Sep 231936
 
2.5 reels

In this lighthearted version of The Maltese Falcon, con artist Ted Shayne (Warren William in the Spade role) was just kicked out of town so drums up some business for his old partner Ames (Porter Hall in the Archer role) and then rejoins his detective agency in another city. He, of course, hits on secretary Miss Murgatroyd (Marie Wilson in the Effie role) and Ames’s wife, before Valerie Purvis (Bette Davis in the O’Shaughnessy role) pops in to hire them to find the man who jilted her. The job is a fake and Ames ends up dead. It turns out Purvis is connected to eccentric Englishman Anthony Travers (Arthur Treacher in the Cairo role), famous criminal mastermind Madame Barabbas (Alison Skipworth in the Gutman role), and youthful killer Kenneth (Maynard Holmes in the Wilmer role), all of whom are searching for an animal horn filled with jewels.

This second of three adoptions of The Maltese Falcon in ten years has the worst reputation, but I prefer it to the first as it has a reason to exist, and so, there’s a reason to watch it. It’s different, closer to a comedy than to Noir. The 1931 version is just a pale take on the 1941 masterpiece with a misunderstanding of Sam Spade. This one, for good or ill, mainly ill, is something different. The changes come because Warner Bros wasn’t making this due to the book it is based on or the previous movie, but rather due to the success of the witty and playful The Thin Man movie. They wanted more like that, or rather, they wanted more they could sell in the same way. So, another fun breezy mystery based on a work by the same author seemed to be the ticket. Change the name and they could ignore the book in advertising, replacing it with “By the author of The Thin Man” and change the character names and the item they were searching for and maybe no one would notice they’d tried this five years earlier.

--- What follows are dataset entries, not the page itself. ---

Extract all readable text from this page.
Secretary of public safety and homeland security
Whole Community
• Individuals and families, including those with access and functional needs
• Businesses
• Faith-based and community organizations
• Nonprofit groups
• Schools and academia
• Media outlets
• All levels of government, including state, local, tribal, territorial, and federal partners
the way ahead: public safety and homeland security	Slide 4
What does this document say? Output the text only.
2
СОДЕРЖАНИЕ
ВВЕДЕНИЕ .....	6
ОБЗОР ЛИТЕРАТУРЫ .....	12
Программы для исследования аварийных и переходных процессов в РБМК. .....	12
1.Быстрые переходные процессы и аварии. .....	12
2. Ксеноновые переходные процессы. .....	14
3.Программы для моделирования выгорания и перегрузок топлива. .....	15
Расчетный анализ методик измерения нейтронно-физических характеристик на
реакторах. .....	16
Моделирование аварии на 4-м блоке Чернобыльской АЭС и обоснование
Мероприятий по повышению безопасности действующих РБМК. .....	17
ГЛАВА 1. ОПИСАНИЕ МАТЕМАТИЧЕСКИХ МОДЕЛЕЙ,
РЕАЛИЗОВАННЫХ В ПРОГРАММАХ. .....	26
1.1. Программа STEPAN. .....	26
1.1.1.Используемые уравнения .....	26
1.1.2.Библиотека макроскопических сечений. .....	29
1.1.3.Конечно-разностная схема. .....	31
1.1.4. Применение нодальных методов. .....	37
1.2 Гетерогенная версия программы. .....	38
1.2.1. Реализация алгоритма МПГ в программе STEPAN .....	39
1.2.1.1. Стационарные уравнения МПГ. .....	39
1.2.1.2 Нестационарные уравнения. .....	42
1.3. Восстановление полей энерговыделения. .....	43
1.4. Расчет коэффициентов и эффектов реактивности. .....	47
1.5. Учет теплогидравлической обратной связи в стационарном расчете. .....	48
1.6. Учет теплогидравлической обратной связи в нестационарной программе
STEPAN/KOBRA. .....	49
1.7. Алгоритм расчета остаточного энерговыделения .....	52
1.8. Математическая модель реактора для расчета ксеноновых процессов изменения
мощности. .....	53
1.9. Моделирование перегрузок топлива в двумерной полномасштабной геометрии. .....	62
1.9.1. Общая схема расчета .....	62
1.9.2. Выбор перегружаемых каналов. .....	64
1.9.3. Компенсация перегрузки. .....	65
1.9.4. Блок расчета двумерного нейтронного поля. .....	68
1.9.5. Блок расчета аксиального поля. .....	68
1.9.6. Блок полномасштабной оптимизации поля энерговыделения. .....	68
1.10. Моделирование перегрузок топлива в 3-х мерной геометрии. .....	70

The story changes were substantial from the book and older movie, but far less than in a majority of film adaptations of novels. The real change is in tone. Everything is light. Murders are no big thing and no one is taken seriously. Warren William laughs through his lines—really, he seldom recites a full line without a giggle. Shayne is past being happy and is clearly on some really effective drugs. Purvis laughs less but also seems to care less, which is fitting as Bette Davis didn’t care, only showing up after she was suspended by WB. Arthur Treacher plays Travers the same way William plays Shayne and I have to assume at least the two of them were having a good time on set. And Miss Murgatroyd is around for dumb blonde comedy at all times (she even gets a scene where she forgets how to spell her name).

Yes, it is all pretty dumb, but then it wasn’t trying to be smart. It was trying to be fun, and to a mild degree, it succeeds. The cast (minus Davis) is game for the task and if the jokes don’t all land, enough do to make me occasionally smile. No, it can’t stand up against the Huston/Bogart The Maltese Falcon, but then few films can and this one isn’t trying. It doesn’t have anything to say, the characters have no depth, and it had no effect on the history of motion pictures. But, as an oddity, it isn’t a bad time.